One of my WIP is a "quest" set in a fantasy world but the reason for the quest itself is rather mundane - deliver a brooch (that has little monetary value but is a family heirloom) to the heir of a recently deceased person - which serves solely as a device to get the protagonist on the road where he meets other people and has diverse adventures.

I'm planning to avoid much of the standard Hero's Journey so the story's going to be more of an explore of the world (for both the reader and the protagonists).

No World in Peril type thing and, for the most part, the world he's travelling - for all it has shape-shifters, trolls, orcs and other fantastic "races" - is something he's fairly familiar with (having travelled previously) so he's not exactly venturing from the mundane (he's a 200-year-old shapeshifter who's fought off invaders aplenty in his time and is familiar enough with trolls to identify where they came from and know which of the trollish languages they speak, so "mundane" is probably an inaccurate description of his life) into some alien world.

This means my challenge is going to be making the dangers he does encounter interesting/exciting/real to him and also have them escalate gradually to make it tougher as the story goes along - but also not appear too contrived.

I've already decided against having one Big Bad who sends out his minions in order of difficulty (most of my villains tend to be smart enough that if the job can't be handled by a couple of their lowest mooks, they'd immediately throw their toughest/best at the problem without risking/losing all those in the middle.

I've certainly got no plans for the Death/Rebirth, Transformation (except that, being a shapeshifter, he may "transform" a few times :D) and Atonement aspects of the epic - unless events/reactions take that turn as the story evolves.

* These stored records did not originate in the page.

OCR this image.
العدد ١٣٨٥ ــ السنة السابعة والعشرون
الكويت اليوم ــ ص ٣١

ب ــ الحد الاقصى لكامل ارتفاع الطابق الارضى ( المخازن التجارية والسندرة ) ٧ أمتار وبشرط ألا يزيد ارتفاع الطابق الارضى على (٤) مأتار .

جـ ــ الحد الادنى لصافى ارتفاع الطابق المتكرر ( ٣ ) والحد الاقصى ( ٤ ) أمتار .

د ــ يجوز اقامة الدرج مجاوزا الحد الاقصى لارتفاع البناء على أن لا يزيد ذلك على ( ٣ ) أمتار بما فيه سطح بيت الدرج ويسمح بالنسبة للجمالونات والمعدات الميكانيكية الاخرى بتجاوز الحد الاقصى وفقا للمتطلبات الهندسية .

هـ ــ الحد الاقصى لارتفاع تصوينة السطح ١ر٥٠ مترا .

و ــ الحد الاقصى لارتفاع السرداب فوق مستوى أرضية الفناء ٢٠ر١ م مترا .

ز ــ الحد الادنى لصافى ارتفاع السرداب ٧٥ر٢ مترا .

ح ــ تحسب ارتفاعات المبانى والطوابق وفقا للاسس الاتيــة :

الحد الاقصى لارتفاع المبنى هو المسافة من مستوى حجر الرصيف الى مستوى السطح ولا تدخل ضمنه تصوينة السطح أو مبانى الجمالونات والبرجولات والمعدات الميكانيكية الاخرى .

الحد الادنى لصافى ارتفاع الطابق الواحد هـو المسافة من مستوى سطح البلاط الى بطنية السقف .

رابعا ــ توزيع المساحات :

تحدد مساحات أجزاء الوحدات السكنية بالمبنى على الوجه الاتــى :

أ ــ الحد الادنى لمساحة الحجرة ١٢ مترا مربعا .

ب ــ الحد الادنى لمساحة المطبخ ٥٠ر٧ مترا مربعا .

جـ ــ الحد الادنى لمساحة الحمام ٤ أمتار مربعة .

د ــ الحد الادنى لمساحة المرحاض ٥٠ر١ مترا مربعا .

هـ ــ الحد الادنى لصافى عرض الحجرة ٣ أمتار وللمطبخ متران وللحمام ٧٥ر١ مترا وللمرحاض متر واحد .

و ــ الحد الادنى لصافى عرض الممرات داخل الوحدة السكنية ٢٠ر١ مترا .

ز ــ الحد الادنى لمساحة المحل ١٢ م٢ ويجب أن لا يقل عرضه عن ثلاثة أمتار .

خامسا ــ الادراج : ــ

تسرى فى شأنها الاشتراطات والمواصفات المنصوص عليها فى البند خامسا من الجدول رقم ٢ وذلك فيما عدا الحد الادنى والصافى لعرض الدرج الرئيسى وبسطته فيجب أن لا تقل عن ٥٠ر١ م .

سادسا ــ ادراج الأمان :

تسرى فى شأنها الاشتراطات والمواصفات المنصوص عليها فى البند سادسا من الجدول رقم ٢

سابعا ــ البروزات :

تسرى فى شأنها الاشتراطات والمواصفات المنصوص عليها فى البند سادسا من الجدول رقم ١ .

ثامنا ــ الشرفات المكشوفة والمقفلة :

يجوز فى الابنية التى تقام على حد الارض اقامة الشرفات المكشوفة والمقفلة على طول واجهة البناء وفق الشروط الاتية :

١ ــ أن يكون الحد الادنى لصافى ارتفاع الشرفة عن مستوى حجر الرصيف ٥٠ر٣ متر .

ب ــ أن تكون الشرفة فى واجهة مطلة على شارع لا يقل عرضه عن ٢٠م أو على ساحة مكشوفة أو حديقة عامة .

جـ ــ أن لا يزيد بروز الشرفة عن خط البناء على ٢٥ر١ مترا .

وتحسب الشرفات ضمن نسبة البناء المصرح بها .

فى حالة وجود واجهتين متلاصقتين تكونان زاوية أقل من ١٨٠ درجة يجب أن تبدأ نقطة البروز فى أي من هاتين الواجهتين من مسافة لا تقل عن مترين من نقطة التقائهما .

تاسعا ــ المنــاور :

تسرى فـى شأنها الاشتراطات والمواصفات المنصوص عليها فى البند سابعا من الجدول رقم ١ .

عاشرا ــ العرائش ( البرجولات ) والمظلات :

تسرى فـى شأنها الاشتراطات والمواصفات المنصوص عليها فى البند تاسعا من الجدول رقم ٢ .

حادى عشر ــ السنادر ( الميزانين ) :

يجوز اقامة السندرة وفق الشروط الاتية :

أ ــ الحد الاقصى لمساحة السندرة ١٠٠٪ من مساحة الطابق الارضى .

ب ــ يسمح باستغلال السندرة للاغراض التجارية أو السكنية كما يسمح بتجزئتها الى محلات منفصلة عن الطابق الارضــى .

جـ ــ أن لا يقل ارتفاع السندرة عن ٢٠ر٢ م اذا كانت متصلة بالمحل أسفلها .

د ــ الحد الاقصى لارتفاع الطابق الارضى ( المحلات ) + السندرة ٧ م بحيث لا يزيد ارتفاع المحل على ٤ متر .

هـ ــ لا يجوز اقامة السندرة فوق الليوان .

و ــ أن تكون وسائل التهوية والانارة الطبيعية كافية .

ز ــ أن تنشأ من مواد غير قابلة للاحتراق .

But I think that with interesting enough adventures and set-backs, getting from A to B in a world where magic works and fantastic races dwell, and the logistics of trying to track down one particular individual in a rather large area, should provide a dangerous and interesting tale that does not fit the Hero's Journey mold.

Sure, there's the Call to Adventure - him being given the task of delivering a piece of jewellery to someone, address unknown - and he he answers it (refusal is not an option for him) and one could argue that the events leading to him getting the brooch classifies as the Threshold Guardians - there will always be aspects that cannot be avoided but a story, once started, does not have to wander down established pathways or tick "boxes".

edited 6th Nov '12 3:41:45 PM by Wolf1066

Robbery Since: Jul, 2012
#9: Nov 6th 2012 at 9:38:23 PM

As with so many of these types of things, the "Hero's Journey" isn't a set of rules that we impose upon stories, it's an observation of how stories tend to behave. If you were to ask Joseph Campbell, who codified it, he'd probably say any story that contained a central protagonist who had to go somewhere and do or get something would qualify as the "Hero's Journey;" he was the first to say that not every aspect he identified needed to be included in a story for it to qualify. If you're writing a linear narrative, it may end up being a Hero's Journey whether you intend it to or not. I don't say that writing a linear narrative that isn't a Hero's Journey is impossible, just that I have yet to see one.

nrjxll Since: Nov, 2010 Relationship Status: Not war
#10: Nov 6th 2012 at 9:43:47 PM

Personally, I'd rather play with it then try and avoid it.

Wolf1066 Crazy Kiwi from New Zealand (Veteran) Relationship Status: Dancing with myself
Crazy Kiwi
#11: Nov 6th 2012 at 10:31:08 PM

[up][up]In which case, mine would qualify as a Hero's Journey, even lacking many of the elements shown on the trope page. After all, he's the "hero" of the story and he's going on a journey.

I fully intend to play with a lot of fantasy tropes along the way, though.

Iaculus Pronounced YAK-you-luss from England Since: May, 2010
Pronounced YAK-you-luss
nrjxll Since: Nov, 2010 Relationship Status: Not war
#13: Nov 7th 2012 at 12:47:16 AM

[up]I disliked that article quite a bit, but I agree with its main point about slavish adherence to the Literal Hero's Journey.

ToasterDustV3 The Scourge of Relevance from Sacramento, CA Since: Nov, 2012
The Scourge of Relevance
#14: Nov 13th 2012 at 9:39:40 PM

To answer the opening post, I would say that it is impossible to avoid the Hero's Journey because it is such a vague framework that anyone can fit a story into it if they try hard enough. Don't worry about your story falling into it, but don't use it as a how to guide when writing your story.